We started with a video about two guys in Britain who decided enough was enough. No more having to walk like 6 meters to get a coke from the fridge. They were going to use a giant straw to do so which though at first didn't seem educational, ended up explaining how a straw works. Before we actually learned much about it, though we had to test this out ourselves, we were given Capri suns and told to suck it. We learned that the reason why we could suck it up was because of a vacuum like effect. When we sucked in the juice, the air inside the straw was pushing the liquid down, but when we eliminated the air, the juice could be sucked up, but there was another factor as well. The air on the outside. It pushed on the juice as well, allowing it be sucked upward when there was little air on the inside, because it was stronger. We also learned when we tried this with a giant 10 meter straw that the narrower the straw was the easier it was to suck up the liquid. We, also, learned that even if there were such thing as a perfect vacuum, the water would only reach 10.3 or somewhere around there meters before it couldn't go up any higher, because the air pressure that supported it was too weak, well not as strong as the pressure on the outside. We learned that sucking up liquid using a straw was far more complicated than we imagined.

Garbage Bag Experiment

When we first started this project, it was in the beginning of the week and we were just learning about air pressure. Our main objective was to blow up a garbage bag using straws with someone actually sitting on top then we were supposed to explain how the bag expanded. We concluded that it was because of air pressure. We learned that even though there was little air in the garbage bag to begin with, there was still pressure that forced the bag up in certain places and down in others when the air pressure outside the bag was stronger. It took a bit to fill the garbage bag with air and raise Reilly, I think that was his name, off the floor. We added more air particles into the bag and since they were warmer, they collided with each other more often, creating a greater air pressure.

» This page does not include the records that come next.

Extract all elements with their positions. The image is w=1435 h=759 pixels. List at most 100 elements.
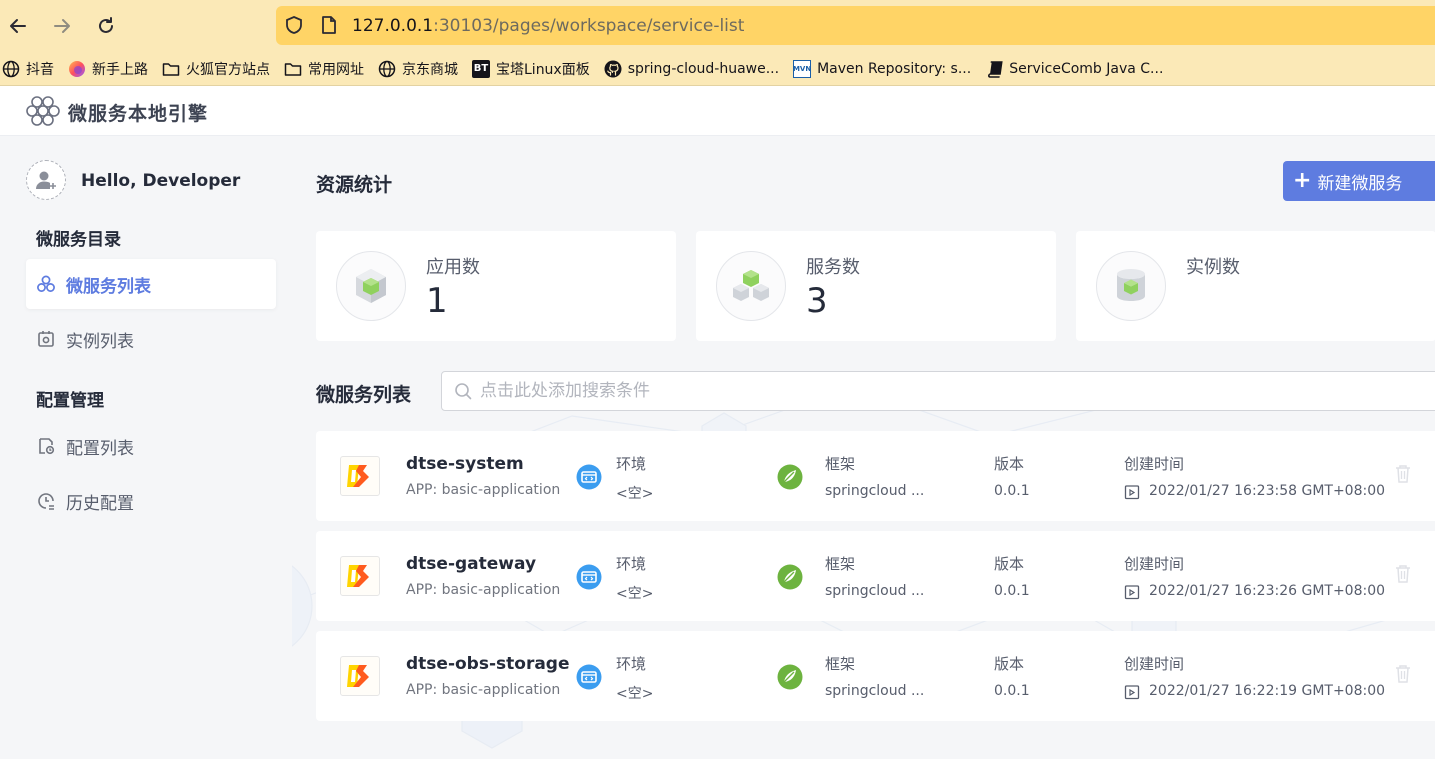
bookmark-douyin[interactable]: 抖音 — [2, 59, 54, 79]
environment-label: 环境 — [616, 655, 647, 673]
bookmark-label: 抖音 — [26, 61, 54, 78]
environment-label: 环境 — [616, 455, 647, 473]
url-path: :30103/pages/workspace/service-list — [433, 16, 745, 36]
globe-icon — [2, 60, 20, 77]
sidebar-item-label: 实例列表 — [66, 331, 134, 352]
environment-value: <空> — [616, 686, 654, 702]
arrow-left-icon — [10, 19, 26, 33]
stat-label: 实例数 — [1186, 257, 1240, 278]
bookmark-common-sites[interactable]: 常用网址 — [284, 59, 364, 79]
environment-value: <空> — [616, 486, 654, 502]
service-app: APP: basic-application — [406, 482, 561, 498]
globe-icon — [378, 60, 396, 77]
service-logo-icon — [340, 656, 380, 696]
service-name[interactable]: dtse-obs-storage — [406, 654, 570, 674]
bookmark-servicecomb[interactable]: ServiceComb Java C... — [985, 60, 1163, 78]
bookmark-spring-cloud-huawei[interactable]: spring-cloud-huawe... — [604, 60, 779, 78]
search-box[interactable] — [441, 371, 1435, 411]
folder-icon — [162, 62, 180, 76]
sidebar-item-config-list[interactable]: 配置列表 — [26, 421, 276, 471]
bookmark-label: spring-cloud-huawe... — [627, 60, 780, 77]
app-cube-icon — [336, 251, 406, 321]
stat-value: 3 — [806, 281, 828, 321]
avatar[interactable] — [26, 160, 66, 200]
sidebar-item-label: 配置列表 — [66, 438, 134, 459]
stat-label: 应用数 — [426, 257, 480, 278]
github-icon — [604, 60, 622, 77]
honeycomb-logo-icon — [26, 96, 60, 126]
time-icon — [1124, 585, 1140, 600]
sidebar-item-service-list[interactable]: 微服务列表 — [26, 259, 276, 309]
search-icon — [455, 383, 472, 400]
environment-icon — [576, 664, 602, 690]
sidebar-item-label: 历史配置 — [66, 493, 134, 514]
url-bar[interactable]: 127.0.0.1:30103/pages/workspace/service-… — [276, 6, 1435, 45]
framework-value: springcloud ... — [825, 683, 925, 699]
sidebar-item-history-config[interactable]: 历史配置 — [26, 476, 276, 526]
reload-button[interactable] — [90, 10, 122, 42]
app-title: 微服务本地引擎 — [68, 103, 209, 125]
service-card[interactable]: dtse-gateway APP: basic-application 环境 <… — [316, 531, 1435, 621]
bookmark-firefox-site[interactable]: 火狐官方站点 — [162, 59, 270, 79]
created-time-label: 创建时间 — [1124, 555, 1185, 573]
service-card[interactable]: dtse-obs-storage APP: basic-application … — [316, 631, 1435, 721]
service-card[interactable]: dtse-system APP: basic-application 环境 <空… — [316, 431, 1435, 521]
stat-card-services: 服务数 3 — [696, 231, 1056, 341]
framework-value: springcloud ... — [825, 483, 925, 499]
spring-leaf-icon — [777, 464, 803, 490]
stat-label: 服务数 — [806, 257, 860, 278]
version-value: 0.0.1 — [994, 683, 1030, 699]
url-text[interactable]: 127.0.0.1:30103/pages/workspace/service-… — [352, 15, 744, 37]
bookmark-bt-panel[interactable]: BT 宝塔Linux面板 — [472, 59, 590, 79]
url-host: 127.0.0.1 — [352, 16, 434, 36]
back-button[interactable] — [2, 10, 34, 42]
service-name[interactable]: dtse-gateway — [406, 554, 536, 574]
framework-value: springcloud ... — [825, 583, 925, 599]
folder-icon — [284, 62, 302, 76]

I guess this explains why Reilly felt the garbage bag, well the air pressure inside it, pushing him up off the ground and why the bag was able to expand. I've known that if blow air into something, in most cases balloons, then it will expand, but I guess I learned that there is air pressure that is a key factor, on the outside it presses in and on the inside it presses out, that if the pressure outside is greater it contracts, but if the pressure inside is greater it expands.